La majorité s’est résignée à une version plus restrictive que celle du projet de loi initial, en donnant aux préfets un pouvoir discrétionnaire de régularisation des travailleurs sans-papiers dans les métiers dits en tension, au moment même où les débats se font plus intenses à l’approche des Jeux Olympiques Paris 2024.

Une série de témoignages recueillis par L’Usine Nouvelle auprès de travailleurs sans papiers dans le secteur des déchets, de la logistique, de la fonderie et du BTP le montre effectivement très clairement : l’économie, et l’industrie en particulier, ne pourraient pas tourner sans cette main-d’œuvre de l’ombre.

Lire aussi : JO Paris 2024 : des travailleurs exploités sur des chantiers «exemplaires»

Le texte finalement adopté crée bien un titre de séjour spécifique pour les travailleurs sans-papiers occupant des métiers en tension. Mais il en durcit les conditions d’obtention, en exigeant 12 mois de travail dans un métier en tension au cours des 24 derniers mois au lieu des 8 prévus à l’origine par le gouvernement. La condition de trois ans de résidence en France exigée dans le projet initial est maintenue.

Toutefois, ce titre de séjour ne sera pas attribué automatiquement, «de plein droit», quand le travailleur étranger remplira ces conditions.
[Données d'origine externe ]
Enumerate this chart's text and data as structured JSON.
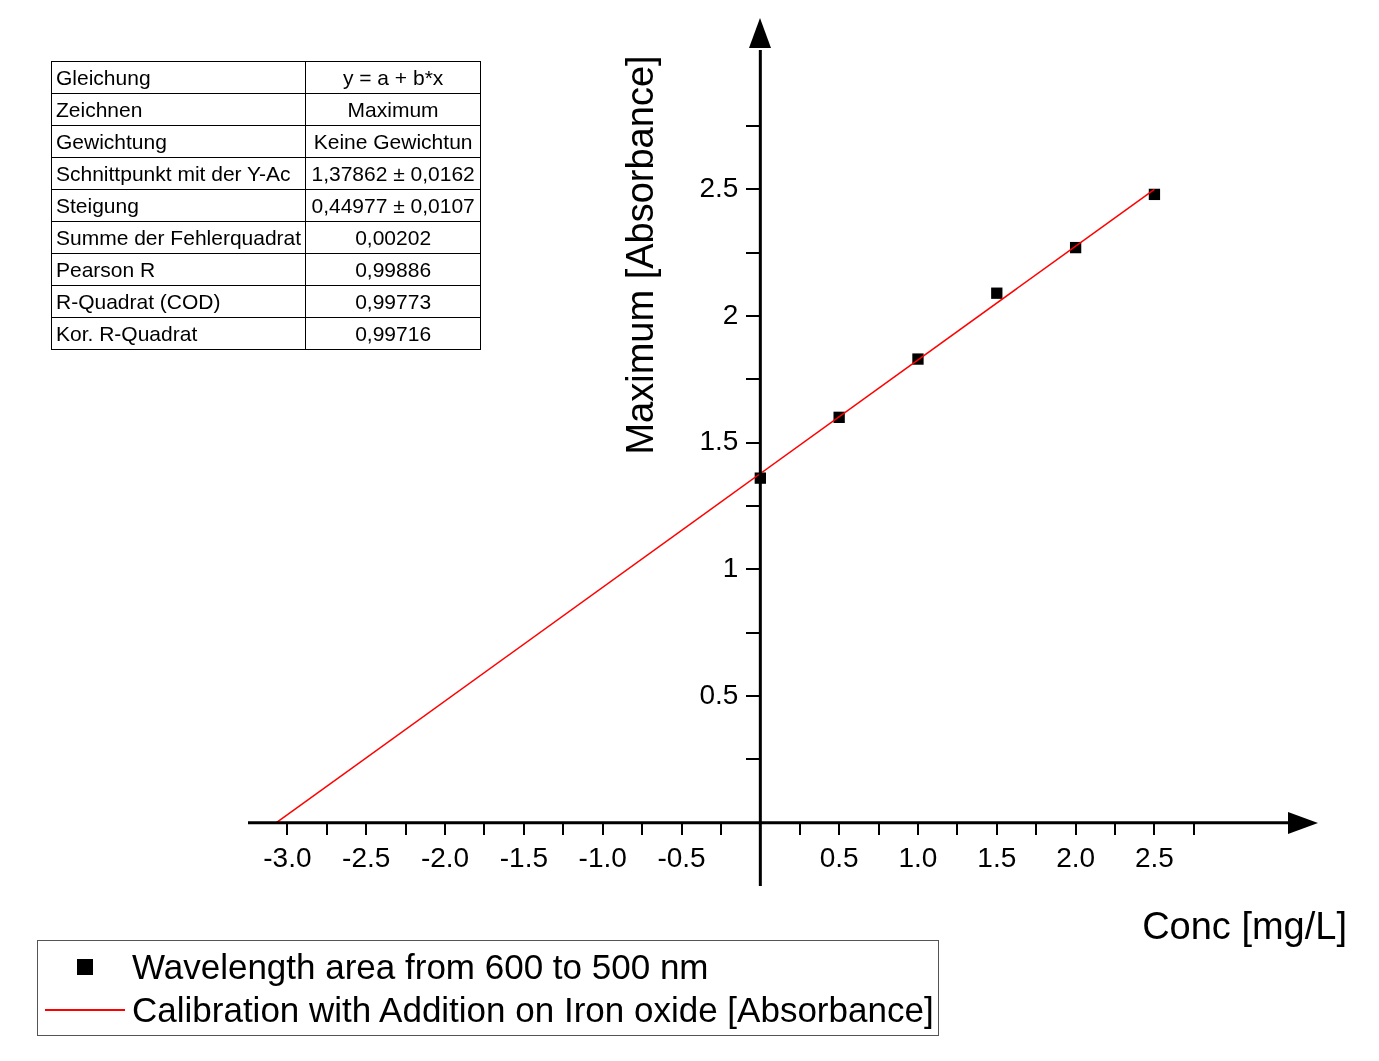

Il sera délivré «au cas par cas» par les préfets, qui auront toute latitude pour juger si le candidat satisfait à d’autres conditions (vérifications de la réalité du travail, niveau d’intégration à la société française, casier judiciaire vierge…).

Le camp présidentiel n’a eu gain de cause que sur un point : la possibilité pour un travailleur sans-papiers de demander ce titre de séjour sans le document que doit actuellement remplir leur employeur, le fameux «Cerfa». Un document que les employeurs n’osent pas fournir, par peur d’être poursuivis pour avoir employé un travailleur en situation irrégulière.

Cette «expérimentation» ne devrait cependant s’appliquer qu’à partir de fin 2026.